Anything coming from The Good carries the image and type belonging to that original or deriving from it, as anything going back to warmth or sweetness carries the memory of those originals: Life entered into Intellectual-Principle from The Supreme, for its origin is in the Activity streaming Thence; Intellectual-Principle springs from the Supreme, and with it the beauty of the Ideas; at once all these, Life, Intellectual-Principle, Idea, must inevitably have goodness.
But what is the common element in them? Derivation from the First is not enough to procure identical quality; there must be some element held in common by the things derived: one source may produce many differing things as also one outgoing thing may take difference in various recipients: what enters into the First Act is different from what that Act transmits and there is difference, again, in the effect here. Nonetheless every item may be good in a degree of its own. To what, then, is the highest degree due?
But first we must ask whether Life is a good, bare Life, or only the Life streaming Thence, very different from the Life known here? Once more, then, what constitutes the goodness of Life?
The Life of The Good, or rather not its Life but that given forth from it.
But if in that higher Life there must be something from That, something which is the Authentic Life, we must admit that since nothing worthless can come Thence Life in itself is good; so too we must admit, in the case of Authentic Intellectual-Principle, that its Life because good derives from that First; thus it becomes clear that every Idea is good and informed by the Good. The Ideas must have something of good, whether as a common property or as a distinct attribution or as held in some distinct measure.
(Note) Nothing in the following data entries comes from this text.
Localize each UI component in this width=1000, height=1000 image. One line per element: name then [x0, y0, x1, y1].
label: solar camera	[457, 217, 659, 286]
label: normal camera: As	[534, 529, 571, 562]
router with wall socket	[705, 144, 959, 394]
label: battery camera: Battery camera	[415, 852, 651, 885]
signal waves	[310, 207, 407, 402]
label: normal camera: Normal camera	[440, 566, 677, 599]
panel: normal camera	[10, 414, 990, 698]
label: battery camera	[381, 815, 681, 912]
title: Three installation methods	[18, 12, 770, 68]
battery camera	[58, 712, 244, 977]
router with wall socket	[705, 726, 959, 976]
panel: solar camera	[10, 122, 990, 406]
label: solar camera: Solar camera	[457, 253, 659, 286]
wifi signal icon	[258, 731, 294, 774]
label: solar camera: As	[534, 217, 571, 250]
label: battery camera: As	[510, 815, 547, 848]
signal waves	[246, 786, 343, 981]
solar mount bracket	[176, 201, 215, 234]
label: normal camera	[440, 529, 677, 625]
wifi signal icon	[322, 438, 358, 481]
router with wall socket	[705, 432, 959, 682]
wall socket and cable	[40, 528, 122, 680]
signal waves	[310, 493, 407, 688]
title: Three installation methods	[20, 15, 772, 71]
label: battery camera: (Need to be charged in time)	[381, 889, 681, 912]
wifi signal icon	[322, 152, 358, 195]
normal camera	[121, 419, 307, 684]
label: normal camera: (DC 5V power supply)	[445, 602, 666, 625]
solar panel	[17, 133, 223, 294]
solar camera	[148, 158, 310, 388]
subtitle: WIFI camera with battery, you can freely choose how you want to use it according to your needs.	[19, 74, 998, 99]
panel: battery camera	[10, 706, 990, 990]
Thus it is established that the particular Idea contains in its essence something of good and thereby becomes a good thing; for Life we found to be good not in the bare being but in its derivation from the Authentic, the Supreme whence it sprung: and the same is true of Intellectual-Principle: we are forced therefore admit a certain identity.
When, with all their differences, things may be affirmed to have a measure of identity, the matter of the identity may very well be established in their very essence and yet be mentally abstracted; thus life in man or horse yields the notion of animal; from water or fire we may get that of warmth; the first case is a definition of Kind, the other two cite qualities, primary and secondary respectively. Both or one part of Intellect, then, would be called by the one term good.
Is The Good, then, inherent in the Ideas essentially? Each of them is good but the goodness is not that of the Unity-Good. How, then, is it present?
By the mode of parts.
But The Good is without parts?
No doubt The Good is a unity; but here it has become particularized. The First Activity is good and anything determined in accord with it is good as also is any resultant. There is the good that is good by origin in The First, the good that is in an ordered system derived from that earlier, and the good that is in the actualization . Derived, then, not identical- like the speech and walk and other characteristics of one man, each playing its due part.
Here, it is obvious, goodness depends upon order, rhythm, but what equivalent exists There?
We might answer that in the case of the sense-order, too, the good is imposed since the ordering is of things different from the Orderer but that There the very things are good.
But why are they thus good in themselves? We cannot be content with the conviction of their goodness on the ground of their origin in that realm: we do not deny that things deriving Thence are good, but our subject demands that we discover the mode by which they come to possess that goodness.